Virtually every single time I’ve mentioned online privacy related concerns to anyone—even computer engineers—the reaction I get is similar: a shrug, followed by comments like: “yeah right, like that’s ever going to be a problem…”.
I don’t think this is because people stopped valuing their privacy. Rather, most people don’t seem to realize the extent of the lack of privacy they experiment when going online. This is hardly surprising: after all, in the comfort (and privacy!) of your homes, using a computer is not an experience likely to be perceived as privacy threatening—in fact, it may well happen the opposite, because you’re not interacting with actual people, but sitting comfortably behind a screen. This must be the reason, I’m led to surmise, why so many people on Facebook will happily provide their personal details—i.e. accept an invitation to befriend—pretty much anyone else, including a green plastic frog. The meagre and dwindling online privacy we have now is perceived to be higher than that which we enjoy in our “away from keyboard” lives.
But it gets better—or rather, worse—than that. How? When the bulk of your online activities, be those web browsing, email, calender schedule, and even DNS queries(!) are all done by the same corporation, viz. Google. And I know that for instance in the case of Google Public DNS, they state that “In the permanent logs, we don’t keep personally identifiable information or IP information.”. But if they wanted to do that (say, they got a subpoena from law enforcement), they could do that. That’s a fact. And history shows us, time and time again, that whenever power can be abused, it will be abused. But it gets even worse.
How? Well, everything I mentioned so far about Google, are all potential problems. Right? Well, that potential came a lot closer to reality when Google’s CEO, Eric Schmidt, uttered these words:
If you have something that you don’t want anyone to know, maybe you shouldn’t be doing it in the first place
Now think for a second: it’s Google’s CEO who said that! If that does not wake us up against the danger of anything remotely resembling online privacy disappearing into oblivion, then I don’t know what will.
Oh by the way, a couple of years ago, some folks over CNET did this little experiment: they used the Google search engine to search about Schmidt himself; the results of said search having pissed the hell out of him. By his own twisted logic, he was doing a lot of things he shouldn’t be doing…
So what is the average computer user suppose to make out of this? The interview in The Register, where the quote comes from, ends like this:
CNBC asks Schmidt: “People are treating Google like their most trusted friend. Should they be?” But he answers by scoffing at those who don’t trust Google at all.

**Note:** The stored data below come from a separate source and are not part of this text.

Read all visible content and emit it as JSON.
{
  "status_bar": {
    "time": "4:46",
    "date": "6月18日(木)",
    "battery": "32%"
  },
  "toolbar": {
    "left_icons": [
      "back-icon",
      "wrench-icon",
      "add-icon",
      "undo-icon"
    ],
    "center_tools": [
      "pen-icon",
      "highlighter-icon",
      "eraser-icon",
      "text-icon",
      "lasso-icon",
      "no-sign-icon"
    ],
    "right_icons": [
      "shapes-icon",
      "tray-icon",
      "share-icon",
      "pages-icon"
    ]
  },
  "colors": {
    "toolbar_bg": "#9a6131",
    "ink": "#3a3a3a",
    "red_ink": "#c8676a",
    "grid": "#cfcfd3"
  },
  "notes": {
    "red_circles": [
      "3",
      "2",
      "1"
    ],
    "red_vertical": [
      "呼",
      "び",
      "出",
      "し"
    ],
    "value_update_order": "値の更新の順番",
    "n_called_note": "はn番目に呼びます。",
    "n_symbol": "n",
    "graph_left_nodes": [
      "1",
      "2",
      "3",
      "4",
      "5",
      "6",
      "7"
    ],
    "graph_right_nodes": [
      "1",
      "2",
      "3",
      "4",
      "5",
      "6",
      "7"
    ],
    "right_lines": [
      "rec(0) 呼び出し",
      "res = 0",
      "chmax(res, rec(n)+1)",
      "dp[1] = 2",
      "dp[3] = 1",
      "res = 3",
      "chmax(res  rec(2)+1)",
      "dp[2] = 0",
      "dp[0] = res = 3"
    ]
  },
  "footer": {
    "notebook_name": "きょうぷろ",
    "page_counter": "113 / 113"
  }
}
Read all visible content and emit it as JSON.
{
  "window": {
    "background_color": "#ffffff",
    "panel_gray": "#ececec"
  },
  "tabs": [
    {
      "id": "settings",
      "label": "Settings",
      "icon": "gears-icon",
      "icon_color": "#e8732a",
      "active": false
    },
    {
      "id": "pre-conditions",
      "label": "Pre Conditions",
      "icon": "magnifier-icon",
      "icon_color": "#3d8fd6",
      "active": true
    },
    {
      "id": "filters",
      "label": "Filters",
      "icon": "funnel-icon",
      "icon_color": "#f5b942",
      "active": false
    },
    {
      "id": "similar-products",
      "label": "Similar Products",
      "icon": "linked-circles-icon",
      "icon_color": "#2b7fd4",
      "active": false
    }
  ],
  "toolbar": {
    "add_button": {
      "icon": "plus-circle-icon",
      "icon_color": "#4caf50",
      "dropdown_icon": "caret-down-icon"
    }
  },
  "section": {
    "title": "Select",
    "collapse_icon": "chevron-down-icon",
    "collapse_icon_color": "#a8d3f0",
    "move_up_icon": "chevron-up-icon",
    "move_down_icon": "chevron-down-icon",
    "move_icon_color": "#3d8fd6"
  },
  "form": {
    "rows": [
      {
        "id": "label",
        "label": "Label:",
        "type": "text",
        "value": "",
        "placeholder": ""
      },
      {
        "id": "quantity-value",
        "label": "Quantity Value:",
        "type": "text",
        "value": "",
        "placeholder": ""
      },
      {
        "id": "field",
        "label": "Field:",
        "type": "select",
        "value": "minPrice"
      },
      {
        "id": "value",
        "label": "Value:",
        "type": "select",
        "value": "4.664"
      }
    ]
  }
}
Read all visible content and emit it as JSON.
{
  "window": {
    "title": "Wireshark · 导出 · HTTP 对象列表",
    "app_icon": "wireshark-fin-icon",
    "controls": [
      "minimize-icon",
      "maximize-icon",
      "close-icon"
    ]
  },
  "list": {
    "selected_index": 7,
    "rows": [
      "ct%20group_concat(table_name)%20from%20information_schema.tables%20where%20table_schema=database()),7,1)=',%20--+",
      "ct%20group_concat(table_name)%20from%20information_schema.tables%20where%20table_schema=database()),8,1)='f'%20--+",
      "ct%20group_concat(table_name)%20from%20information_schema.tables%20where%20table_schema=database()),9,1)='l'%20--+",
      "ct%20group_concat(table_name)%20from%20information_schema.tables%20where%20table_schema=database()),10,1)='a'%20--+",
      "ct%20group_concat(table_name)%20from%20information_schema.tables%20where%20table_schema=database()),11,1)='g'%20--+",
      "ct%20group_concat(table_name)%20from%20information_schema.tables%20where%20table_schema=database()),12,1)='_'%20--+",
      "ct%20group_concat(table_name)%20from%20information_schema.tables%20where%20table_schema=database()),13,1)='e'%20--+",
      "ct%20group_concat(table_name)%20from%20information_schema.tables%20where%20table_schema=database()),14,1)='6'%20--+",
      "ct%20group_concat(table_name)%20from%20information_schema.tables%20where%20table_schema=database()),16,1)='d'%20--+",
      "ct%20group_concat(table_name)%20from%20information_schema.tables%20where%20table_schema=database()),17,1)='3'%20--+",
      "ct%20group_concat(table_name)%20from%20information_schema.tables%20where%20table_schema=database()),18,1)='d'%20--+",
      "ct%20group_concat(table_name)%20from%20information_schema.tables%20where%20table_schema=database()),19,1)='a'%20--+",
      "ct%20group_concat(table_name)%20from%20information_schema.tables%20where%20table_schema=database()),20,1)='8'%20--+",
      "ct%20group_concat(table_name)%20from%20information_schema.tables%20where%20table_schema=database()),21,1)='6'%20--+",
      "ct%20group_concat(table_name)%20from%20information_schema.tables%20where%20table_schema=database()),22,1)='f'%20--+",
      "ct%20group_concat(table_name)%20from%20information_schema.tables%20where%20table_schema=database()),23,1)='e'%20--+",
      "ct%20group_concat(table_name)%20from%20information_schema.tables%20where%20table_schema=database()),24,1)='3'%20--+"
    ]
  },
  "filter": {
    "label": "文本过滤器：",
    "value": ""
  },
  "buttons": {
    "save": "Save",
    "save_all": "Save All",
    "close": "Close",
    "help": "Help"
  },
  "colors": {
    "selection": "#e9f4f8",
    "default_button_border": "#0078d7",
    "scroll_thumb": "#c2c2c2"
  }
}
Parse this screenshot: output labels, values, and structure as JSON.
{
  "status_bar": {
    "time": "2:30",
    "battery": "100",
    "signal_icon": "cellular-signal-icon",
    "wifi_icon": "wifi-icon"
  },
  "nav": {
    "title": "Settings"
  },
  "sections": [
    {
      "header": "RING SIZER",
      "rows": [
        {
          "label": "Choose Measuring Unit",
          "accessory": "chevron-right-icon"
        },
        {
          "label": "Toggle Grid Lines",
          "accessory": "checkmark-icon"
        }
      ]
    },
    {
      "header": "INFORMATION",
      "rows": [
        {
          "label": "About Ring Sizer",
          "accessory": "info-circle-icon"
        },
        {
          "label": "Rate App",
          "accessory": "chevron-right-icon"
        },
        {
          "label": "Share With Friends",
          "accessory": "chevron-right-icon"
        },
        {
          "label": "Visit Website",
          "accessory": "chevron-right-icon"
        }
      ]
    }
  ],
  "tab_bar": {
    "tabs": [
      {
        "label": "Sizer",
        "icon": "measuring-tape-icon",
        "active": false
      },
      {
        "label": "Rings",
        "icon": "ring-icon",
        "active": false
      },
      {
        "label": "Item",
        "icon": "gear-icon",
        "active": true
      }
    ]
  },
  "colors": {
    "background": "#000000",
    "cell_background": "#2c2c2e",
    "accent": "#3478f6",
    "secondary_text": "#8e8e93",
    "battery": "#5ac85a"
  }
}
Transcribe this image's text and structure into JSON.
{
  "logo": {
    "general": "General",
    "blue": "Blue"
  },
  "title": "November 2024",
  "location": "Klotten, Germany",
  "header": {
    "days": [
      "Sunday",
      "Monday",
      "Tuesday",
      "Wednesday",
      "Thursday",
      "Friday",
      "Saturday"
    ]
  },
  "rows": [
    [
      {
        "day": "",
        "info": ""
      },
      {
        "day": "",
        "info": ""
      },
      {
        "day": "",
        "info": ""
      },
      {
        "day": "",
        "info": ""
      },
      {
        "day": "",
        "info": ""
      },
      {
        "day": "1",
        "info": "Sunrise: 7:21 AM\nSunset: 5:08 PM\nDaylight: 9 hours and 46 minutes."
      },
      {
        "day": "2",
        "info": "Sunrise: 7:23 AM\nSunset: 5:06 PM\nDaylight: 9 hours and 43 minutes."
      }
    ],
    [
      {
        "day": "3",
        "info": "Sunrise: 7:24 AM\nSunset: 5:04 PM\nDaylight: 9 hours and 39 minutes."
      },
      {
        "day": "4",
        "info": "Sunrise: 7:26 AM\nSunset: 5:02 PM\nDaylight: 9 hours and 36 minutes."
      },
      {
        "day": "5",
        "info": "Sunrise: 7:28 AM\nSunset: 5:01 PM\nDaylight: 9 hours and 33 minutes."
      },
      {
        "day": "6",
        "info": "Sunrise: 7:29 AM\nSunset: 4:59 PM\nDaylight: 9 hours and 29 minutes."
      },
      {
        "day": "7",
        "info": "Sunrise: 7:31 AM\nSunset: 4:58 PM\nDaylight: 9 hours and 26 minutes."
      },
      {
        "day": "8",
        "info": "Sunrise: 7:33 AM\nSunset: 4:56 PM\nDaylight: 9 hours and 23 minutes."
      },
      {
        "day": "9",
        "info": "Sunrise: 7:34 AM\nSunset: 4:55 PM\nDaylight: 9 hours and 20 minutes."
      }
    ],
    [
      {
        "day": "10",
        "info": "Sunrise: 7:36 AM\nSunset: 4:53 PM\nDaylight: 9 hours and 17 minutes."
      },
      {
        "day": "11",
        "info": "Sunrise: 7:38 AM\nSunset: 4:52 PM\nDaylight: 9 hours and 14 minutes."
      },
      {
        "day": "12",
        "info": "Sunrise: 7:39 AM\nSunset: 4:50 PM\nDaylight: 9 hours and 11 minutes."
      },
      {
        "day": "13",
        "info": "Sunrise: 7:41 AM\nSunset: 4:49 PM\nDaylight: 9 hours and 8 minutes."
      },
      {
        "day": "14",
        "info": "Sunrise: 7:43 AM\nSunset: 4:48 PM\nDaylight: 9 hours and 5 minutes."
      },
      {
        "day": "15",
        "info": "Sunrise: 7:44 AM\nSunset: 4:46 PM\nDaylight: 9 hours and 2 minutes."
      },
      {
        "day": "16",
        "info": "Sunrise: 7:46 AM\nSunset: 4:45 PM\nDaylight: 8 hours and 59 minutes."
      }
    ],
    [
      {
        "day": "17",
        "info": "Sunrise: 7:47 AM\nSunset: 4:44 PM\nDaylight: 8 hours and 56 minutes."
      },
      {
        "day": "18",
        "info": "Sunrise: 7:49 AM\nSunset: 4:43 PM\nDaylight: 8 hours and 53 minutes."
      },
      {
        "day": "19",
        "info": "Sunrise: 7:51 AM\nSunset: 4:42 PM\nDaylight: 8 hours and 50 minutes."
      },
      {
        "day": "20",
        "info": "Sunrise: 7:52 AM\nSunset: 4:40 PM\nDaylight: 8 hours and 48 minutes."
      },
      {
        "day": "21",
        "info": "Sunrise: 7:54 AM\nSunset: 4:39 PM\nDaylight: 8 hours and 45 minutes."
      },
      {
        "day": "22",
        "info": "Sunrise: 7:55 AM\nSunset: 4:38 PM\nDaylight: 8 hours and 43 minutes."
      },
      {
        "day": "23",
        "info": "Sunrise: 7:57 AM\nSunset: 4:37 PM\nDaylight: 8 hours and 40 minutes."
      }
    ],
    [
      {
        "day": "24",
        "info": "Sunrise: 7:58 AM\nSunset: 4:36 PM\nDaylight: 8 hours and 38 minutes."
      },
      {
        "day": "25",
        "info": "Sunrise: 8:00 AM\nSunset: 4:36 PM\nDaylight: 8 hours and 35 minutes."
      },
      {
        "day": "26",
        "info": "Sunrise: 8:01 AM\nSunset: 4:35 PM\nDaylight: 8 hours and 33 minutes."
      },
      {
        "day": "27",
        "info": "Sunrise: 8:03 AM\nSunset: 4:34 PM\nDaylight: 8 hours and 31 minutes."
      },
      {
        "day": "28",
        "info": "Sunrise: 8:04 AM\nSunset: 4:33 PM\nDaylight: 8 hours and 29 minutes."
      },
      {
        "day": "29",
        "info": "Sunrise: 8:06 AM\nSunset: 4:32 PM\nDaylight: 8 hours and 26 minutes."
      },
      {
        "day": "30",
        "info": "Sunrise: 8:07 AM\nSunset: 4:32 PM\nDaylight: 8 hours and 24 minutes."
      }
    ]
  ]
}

Not that you’d expect anything less. As always, Schmidt’s holier-than-thou attitude is wonderfully amusing. Except that it’s not.
The way I see it, he’s acting a whole lot like a drug dealer: he knows better than to use the stuff he sells. Continuing with the analogy for a little bit, when CNET forced his own drug onto him, he exacted revenge on them. But what are those of us that don’t head a multi billion dollar company supposed to do, when that same drug is so overwhelmingly forced upon us? That is a question still left open.